Two configurations that can be connected by a simple path in the free
space are said to see each other.
Preprocessing:
Construction of a probabilistic roadmap
represented as a graph R = (M,L):
- Pick s configurations uniformly at random in
the free space. Call them milestones and
let M be the set of milestones.
- Construct the graph R = (M,L)
in which L consists of every pair of milestones
that see each other.
Query Processing:
Connection of any two input free
configurations qinit and qgoal to a probabilistic roadmap
R = (M,L):
- For i = {init,goal} do:
- if there exists a milestone m in M
that sees qi then set mi to m.
- else
- repeat t times:
Pick a free configuration q at random in a neighborhood
of qi, until q seesqi both and a milestone
m.
- if all t trials failed then return FAILURE, else
set mi to m.
- if minit and mgoal are in the same component of
R, then return a path connecting them, else return NO-PATH.
Desirable Properties of a Probabilistic Roadmap
- Coverage: Collectively the milestones in M should
see a large portion of the free space to guarantee that each query
configuration can be connected to one of them efficiently with high
probability.
- Connectivity: There should be a one-to-one correspondance
between the components of R and those of the free space.
With high probability, the above algorithm (preprocessing) generates a
roadmap that satisfies these two properties in expansive spaces.
(See
Capturing the Connectivity of High-Dimensional Geometric Spaces by
Parallelizable Random Sampling Techniques.)
An expansive free space is one which contains no ``narrow passages".
Sampling Strategies for PRM planners
- Uniform sampling.
- Re-sampling in ``difficult" areas.
- Wave propagation from initial and goal configurations.
- Incremental "learning".
- Denser sampling near the free space boundary, e.g.:
N. Amato and Y. Wu.

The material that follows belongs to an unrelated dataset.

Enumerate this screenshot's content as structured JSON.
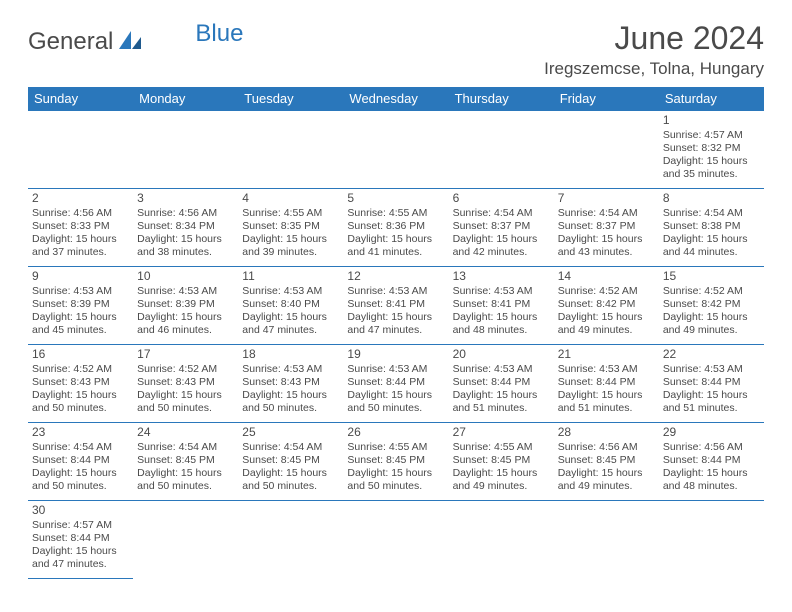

A Randomized Roadmap Method for Path and
Manipulation Planning. Proc. IEEE Int. Conf. on Robotics and
Automation, Minneapolis, MN, 1996, pp. 113-120.
M. Overmars and P. Svestka. A Probabilistic Learning Approach to
Motion Planning. In Algorithmic Foundations of Robotics,
K. Goldberg et al (eds.), A.K. Peters, Wellesley, MA, 1995, pp.19-37.
- Dilatation of the free space (to find narrow passages).
D. Hsu, L.E. Kavraki, J.C. Latombe, R. Motwani, and S. Sorkin. On Finding Narrow Passages with
Probabilistic Roadmap Planners. Proc. of the 1998 Workshop on
Algorithmic Foundations of Robotics, Houston, TX, March 1998.
- Sampling biased by potential field.
Collision Checking in 2-D Workspace
Case of a multi-link robot:
- For every link, precompute a C-obstacle bitmap representing the
obstacle map into the 3-D configuration space of the link (ignoring
the other link).
- For every pair of links, precompute a C-obstacle bitmap
representing the relative configurations at which the two links
collide/do not collide.
- Each time one needs to check that a configuration is free,
compute the configuration of each link and teh relative configuration
of every pair of links, and read the corresponding cell in each
bitmap.
Collision Checking in 3-D Workspace
Many existing techniques. Most represent objects by hierarchy of
objects of simple shapes (e.g., spheres, parallelepipeds) and
eventually reduce collision checking/distance computation between two
objects of basic shape (e.g., two convex polyhedra).
S. Quinlan. Efficient Distance Computation Between Non-Convex
Objects. Proc. IEEE Int. Conf. on Robotics and Automation, San Diego,
CA, 1994, pp. 117-123.
Principle:
- Triangulate the boundary of each object.
- Represent each object by a binary tree of spheres, such
that:
- The sphere at each node N contains the sphere at each
of the two children of N.
- The tree is approximately balanced.
- To check for collision or compute the distance between two
objects, traverse their sphere trees concurrently. When leaf nodes
are reached check collision or compute distance between two triangles.